Josi seufzte. "Die arme Jolli hat es nicht leicht. Das Haus macht viel Arbeit - und der Garten erst! Es ist ja nicht so, dass wir arm wären, aber das Hauspersonal ist auch nicht mehr das, was es einmal war. Wenn man denen nicht ständig auf die Finger sieht, sitzen sie nur in einer Ecke herum und trinken Kaffee, während sich der Staub in den Ecken zu Bergen häuft. Gerade vorigen Monat mussten wir wieder eine Haushälterin entlassen. Stellen Sie sich vor, diese Irene hat doch tatsächlich in meinem Tagebuch geschnüffelt!" 
"Nicht möglich! Aber jetzt bin ich ja da, ich werde Ihnen viele schwere Arbeiten abnehmen können." 
"Das ist schön, mein Junge! Sehen Sie, da kommt Jolli mit dem Kuchen. Meine Schwester backt wirklich hervorragend!"
Offensichtlich heißhungrig machte sich Lucas über seinen Teller her.
"Oh, der war gut! Großvater hatte auch eine Schwäche für Pflaumenkuchen."
"Das wissen wir, mein lieber, das wissen wir! Siehst Du, Jolli, als wenn wir es geahnt hätten. Zuletzt hast Du dieses Rezept an dem Tag verwendet, an dem Hannes so unerwartet hier aus dem Dorf verschwand."
Jolanta lächelte Lucas gütig an.
"Ja, Josi, mir ist, als wäre es gestern gewesen. Und weißt Du noch, was der gute Hannes damals gesagt hat? Einen solchen Geschmack kriegte keine andere hin."
Sie kicherte. "Wollen wir unserem jungen Gast das Geheimrezept verraten?"
Josi nickte. "Eine gute Portion Rum. Sie verleiht dem Kuchen nicht nur die unverwechselbare Würze, sie überdeckt auch den Geschmack des Giftes das ich eben noch darübergestreut habe."
Lucas versuchte von seinem Platz aufzuspringen, aber schnell merkte er, dass er dazu nicht mehr in der Lage war. Seine Beine fühlten sich an wie Gummi, auch sein Gehirn wollte nicht mehr so recht funktionieren.
"Aber warum? Was habe ich Ihnen denn getan?"
"Sie sind ein mieser kleiner Betrüger. Sie können gar nicht der Enkel vom Hannes sein, denn den haben wir damals hier im Keller unseres Hauses einzementiert, als er uns sitzen lassen wollte. Nur gut, dass alle geglaubt haben, er sei ins Ausland abgehauen."
"Ja, ich gebe es ja zu. Ich habe mir den Plan mit Irene zusammen ausgedacht. Als sie die alten Tagebücher fand und von der alten Geschichte las, kam sie auf die Idee, ich könnte mich als Hannes Enkel hier bei Ihnen beliebt machen. Vielleicht würden Sie mir dann irgendwann alles vererben. Was ist denn schon dabei? Sie haben doch Geld wie Heu und keine Verwandten, soll das denn wirklich alles mal der Tierschutzverein kriegen?"
Immer leiser und schwächer wurde seine Stimme. Sein Körper war bereits auf dem Sofa zusammengesackt. Mit flehenden Augen sah er zu den beiden alten Damen auf.

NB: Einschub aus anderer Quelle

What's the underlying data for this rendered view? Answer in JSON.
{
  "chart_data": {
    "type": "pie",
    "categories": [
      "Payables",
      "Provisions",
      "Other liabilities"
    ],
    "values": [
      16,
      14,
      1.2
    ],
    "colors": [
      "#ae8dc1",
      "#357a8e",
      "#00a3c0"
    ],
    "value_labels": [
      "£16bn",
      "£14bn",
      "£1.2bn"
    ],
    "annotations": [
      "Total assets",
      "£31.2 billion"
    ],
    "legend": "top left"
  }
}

"Bitte, es ist doch gar nichts passiert, niemand hat Schaden genommen! Rufen Sie einen Arzt! Ich will doch noch nicht sterben!"

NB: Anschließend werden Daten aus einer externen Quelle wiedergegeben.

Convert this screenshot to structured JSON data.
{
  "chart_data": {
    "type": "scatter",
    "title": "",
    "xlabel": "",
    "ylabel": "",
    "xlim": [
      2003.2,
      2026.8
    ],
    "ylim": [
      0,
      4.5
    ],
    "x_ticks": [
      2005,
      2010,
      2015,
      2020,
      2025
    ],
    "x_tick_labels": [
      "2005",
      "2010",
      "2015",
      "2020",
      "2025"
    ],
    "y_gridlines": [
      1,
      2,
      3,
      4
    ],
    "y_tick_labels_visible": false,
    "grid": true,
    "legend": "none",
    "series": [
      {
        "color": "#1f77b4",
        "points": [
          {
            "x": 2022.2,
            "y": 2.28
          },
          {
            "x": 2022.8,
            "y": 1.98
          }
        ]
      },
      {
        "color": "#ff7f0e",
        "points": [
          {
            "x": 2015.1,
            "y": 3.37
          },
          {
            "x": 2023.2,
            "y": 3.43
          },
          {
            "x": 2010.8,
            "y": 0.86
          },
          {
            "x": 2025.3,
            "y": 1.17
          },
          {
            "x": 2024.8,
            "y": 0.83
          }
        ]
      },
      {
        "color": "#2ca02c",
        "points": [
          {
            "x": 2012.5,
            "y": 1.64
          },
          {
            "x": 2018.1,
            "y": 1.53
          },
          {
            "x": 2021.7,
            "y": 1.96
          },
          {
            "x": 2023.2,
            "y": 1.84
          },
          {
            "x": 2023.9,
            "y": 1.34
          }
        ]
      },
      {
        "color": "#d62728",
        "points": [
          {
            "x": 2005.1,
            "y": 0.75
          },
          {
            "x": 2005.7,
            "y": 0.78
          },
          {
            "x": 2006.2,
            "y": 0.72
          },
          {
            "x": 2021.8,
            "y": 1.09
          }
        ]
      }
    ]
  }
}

Josi sah auf ihre Armbanduhr. "Dafür ist es bereits zu spät. Jetzt kann Ihnen niemand mehr helfen. Jolli, glaubst Du, Du kannst die Grube im Keller diesmal alleine ausheben? Was meinst Du, legen wir ihn direkt neben Hannes, Familienzusammenführung sozusagen. Ach nein, sie sind ja gar nicht miteinander verwandt. Aber egal, loswerden müssen wir ihn ja." 

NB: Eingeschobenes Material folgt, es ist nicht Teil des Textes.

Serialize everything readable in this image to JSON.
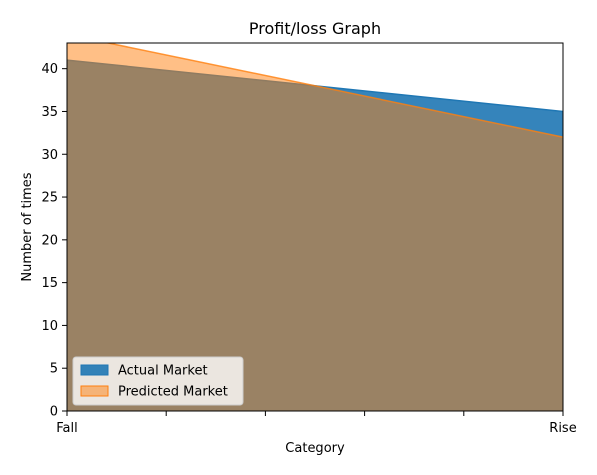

Verzweifelt versuchte Lucas noch ein paar Worte zu stammeln, aber alles, was sich seiner Kehle entrang, war ein verzweifeltes Stöhnen.
"Der ist hinüber!", sagte Jolanta. "Ich gehe und hole das Werkzeug. Sieh Du inzwischen zu, dass Du diese Irene hierher lockst, wir müssen ihr ein Stück vom Pflaumenkuchen verpassen, bevor sie auf die Idee kommt nach ihrem Komplizen zu suchen."

 

Zufrieden lächelnd griff Josefine nach dem Telefonbuch. Bald würde die Welt wieder in Ordnung sein.